For good reason: This is not about them, this is about the people of Tacloban. This is not about their positions, this is about the plight of the ravaged in Leyte and Samar.
This is not about their, or their parties’, chances of retaining or grabbing power in the next elections, this is about the chances of the people of the Visayas getting back on their feet.
It can’t be lost on anyone, least of all the Taclobanons that the Liberal Party candidate lost to Romualdez in the elections.
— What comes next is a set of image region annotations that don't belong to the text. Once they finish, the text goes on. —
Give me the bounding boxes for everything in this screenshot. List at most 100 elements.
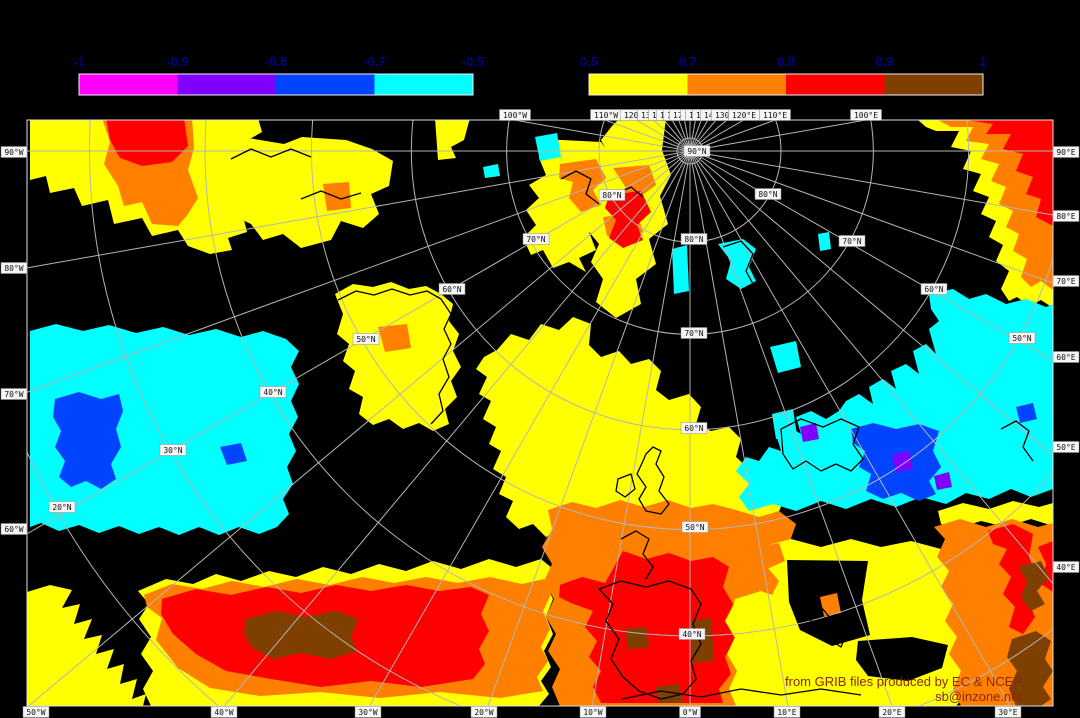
- map-region-baltic-purple-2: [892, 451, 913, 472]
- colorbar-tick-label: 0.5: [580, 54, 598, 69]
- colorbar-segment: [589, 74, 688, 95]
- edge-label-top: 120°E: [728, 109, 760, 121]
- graticule-meridian: [691, 153, 1012, 706]
- interior-label: 40°N: [259, 386, 287, 398]
- edge-label-left: 90°W: [0, 146, 28, 158]
- map-label-text: 60°W: [4, 525, 23, 534]
- colorbar-segment: [687, 74, 786, 95]
- graticule-meridian: [691, 152, 1053, 585]
- map-region-baltic-purple-3: [934, 472, 952, 490]
- map-region-baltic-blue-small: [1016, 403, 1037, 423]
- map-label-text: 20°W: [474, 708, 493, 717]
- map-label-chip: [838, 235, 866, 247]
- map-label-chip: [680, 233, 708, 245]
- map-region-atlantic-band-brown: [244, 611, 358, 659]
- colorbar-tick-label: -0.7: [363, 54, 385, 69]
- map-label-chip: [0, 388, 28, 400]
- colorbar-segment: [276, 74, 375, 95]
- map-region-cyan-dot-right: [818, 232, 831, 251]
- graticule-meridian: [223, 152, 689, 706]
- interior-label: 30°N: [159, 444, 187, 456]
- map-region-cyan-small-1: [770, 341, 801, 373]
- map-label-text: 30°W: [358, 708, 377, 717]
- map-region-south-greenland-yellow: [335, 282, 461, 431]
- map-label-text: 20°N: [52, 503, 71, 512]
- edge-label-right: 50°E: [1052, 441, 1080, 453]
- graticule-meridian: [591, 153, 690, 706]
- graticule-meridian: [27, 151, 688, 393]
- edge-label-top: 100°W: [499, 109, 531, 121]
- colorbar-tick-label: 0.7: [678, 54, 696, 69]
- map-label-chip: [438, 283, 466, 295]
- map-label-chip: [259, 386, 287, 398]
- map-label-chip: [754, 188, 782, 200]
- map-label-text: 30°E: [998, 708, 1017, 717]
- colorbar-tick-label: 0.8: [777, 54, 795, 69]
- map-label-text: 10°W: [583, 708, 602, 717]
- map-label-text: 20°E: [882, 708, 901, 717]
- edge-label-left: 80°W: [0, 262, 28, 274]
- map-label-chip: [1052, 210, 1080, 222]
- map-label-text: 80°N: [602, 191, 621, 200]
- edge-label-right: 60°E: [1052, 351, 1080, 363]
- edge-label-right: 40°E: [1052, 561, 1080, 573]
- map-label-chip: [1052, 275, 1080, 287]
- colorbar-outline: [588, 73, 984, 96]
- graticule-meridian: [27, 152, 688, 535]
- map-region-se-brown-1: [1018, 561, 1049, 611]
- edge-label-bottom: 10°W: [579, 706, 607, 718]
- map-region-cyan-small-2: [772, 409, 797, 439]
- map-region-barents-cyan-streak: [672, 245, 689, 294]
- interior-label: 60°N: [680, 422, 708, 434]
- map-region-south-greenland-orange: [378, 324, 411, 352]
- map-label-text: 70°E: [1056, 277, 1075, 286]
- edge-label-bottom: 0°W: [679, 706, 701, 718]
- map-label-chip: [1052, 441, 1080, 453]
- map-region-siberia-red: [966, 120, 1053, 226]
- map-label-text: 60°N: [684, 424, 703, 433]
- map-label-chip: [1008, 332, 1036, 344]
- graticule-meridian: [692, 151, 1053, 284]
- interior-label: 60°N: [920, 283, 948, 295]
- map-label-text: 50°N: [685, 523, 704, 532]
- colorbar-positive: 0.5 0.7 0.8 0.9 1: [580, 54, 987, 96]
- coastline: [800, 593, 847, 648]
- map-label-text: 70°N: [526, 235, 545, 244]
- edge-label-bottom: 20°W: [470, 706, 498, 718]
- graticule-meridian: [692, 152, 1053, 362]
- map-label-chip: [0, 523, 28, 535]
- map-label-text: 50°E: [1056, 443, 1075, 452]
- map-region-baltic-purple-1: [800, 423, 819, 442]
- map-label-text: 60°N: [442, 285, 461, 294]
- map-label-chip: [680, 327, 708, 339]
- map-label-chip: [681, 521, 709, 533]
- map-label-text: 50°W: [26, 708, 45, 717]
- coastline: [337, 288, 452, 425]
- map-label-text: 120°E: [732, 111, 756, 120]
- map-region-cyan-top-1: [535, 133, 561, 161]
- map-label-text: 100°W: [503, 111, 527, 120]
- interior-label: 50°N: [681, 521, 709, 533]
- colorbar-segment: [374, 74, 473, 95]
- map-region-mediterranean-orange-1: [757, 543, 785, 569]
- colorbar-segment: [79, 74, 178, 95]
- coastline: [300, 190, 362, 200]
- interior-label: 70°N: [680, 327, 708, 339]
- colorbar-outline: [78, 73, 474, 96]
- map-region-atlantic-cold-blue: [53, 392, 123, 489]
- map-label-chip: [759, 109, 791, 121]
- edge-label-top: 110°W: [590, 109, 622, 121]
- interior-label: 50°N: [352, 333, 380, 345]
- graticule-meridian: [692, 151, 1053, 216]
- coastline: [560, 170, 600, 205]
- map-label-text: 70°W: [4, 390, 23, 399]
- coastline: [230, 148, 312, 160]
- map-label-text: 30°N: [163, 446, 182, 455]
- map-label-chip: [159, 444, 187, 456]
- map-label-text: 60°E: [1056, 353, 1075, 362]
- map-region-atlantic-cold-blue-small: [220, 443, 247, 465]
- map-region-cyan-top-2: [483, 164, 500, 178]
- map-label-text: 70°N: [684, 329, 703, 338]
- edge-label-bottom: 30°E: [994, 706, 1022, 718]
All Roxas is doing by his antics is assuring that the Romualdezes will win, and win big, in the next elections.
That is so by allowing them to advertise themselves not just as the personal victims of Supertyphoon “Yolanda” but as the more personal victims of “Super-er” Typhoon Mar.
At the very most, Roxas turns what ought to be a policy of “Let a hundred flowers bloom” into “Restrain, restrain, restrain.”
The only thing stronger than the winds that blew across Tacloban two weeks ago are the winds that are blowing across the country today, the winds of bayanihan, voluntarism, willingness—no eagerness—to help.
These are levels of enthusiasm, creativity and initiative that need to be given free rein, not to be put on a tight leash. Roxas is putting them on a tight leash.
I do not like Bongbong Marcos, but I believe him when he says Leyte’s private sector does not lack for initiatives like wanting to send trucks and ferries and goods to Tacloban, but it does not want to hand them over to the DSWD, which is just an extension of Roxas.
I do not blame it. Quite apart from that Roxas reeks of politics, there is his record in DOTC where nothing moved because everything had to have his stamp of approval before it did.
The situation is worse for the volunteers. Thank God volunteers are naturally forgiving, are naturally given to enthusiasm, are naturally given to doing things because they need to be done, never mind the reward, never mind the credit.
But some of them—ask Juana Change—will remember at least that they were there to see that P-Noy won as president, and ended up being shunted aside, scorned and given no recognition; the victory was the handiwork of Mar and Butch, the credit belonged to the Liberal Party, the spoils belonged to them.
The energy and enthusiasm will continue to be there among the volunteers, the explosion of men and women, young and old, rushing to help testifies to it, but guess who’ll end up claiming what they did. You’d wish at least some acknowledgment will be thrown their way.
Put somebody else there, and it will. Put somebody else there and feet will take wings, hands will move like The Flash, spirits will soar to heaven. Put somebody else there, and the hundred flowers will bloom.
Somebody like Rene Almendras, Jojo Ochoa, Volt Gazmin, or pretty much any other member of the Cabinet.
Or you want to think out of the box, somebody like former president Fidel Ramos with his organizational skills and ability to command without being kumandista, or Cardinal Chito Tagle with his genuine and abundant concern for the poor and suffering, or Tony Meloto with his track record for rehabilitating the desperate with Gawad Kalinga.
But not Roxas. You want Tacloban to recover: Get him out of there.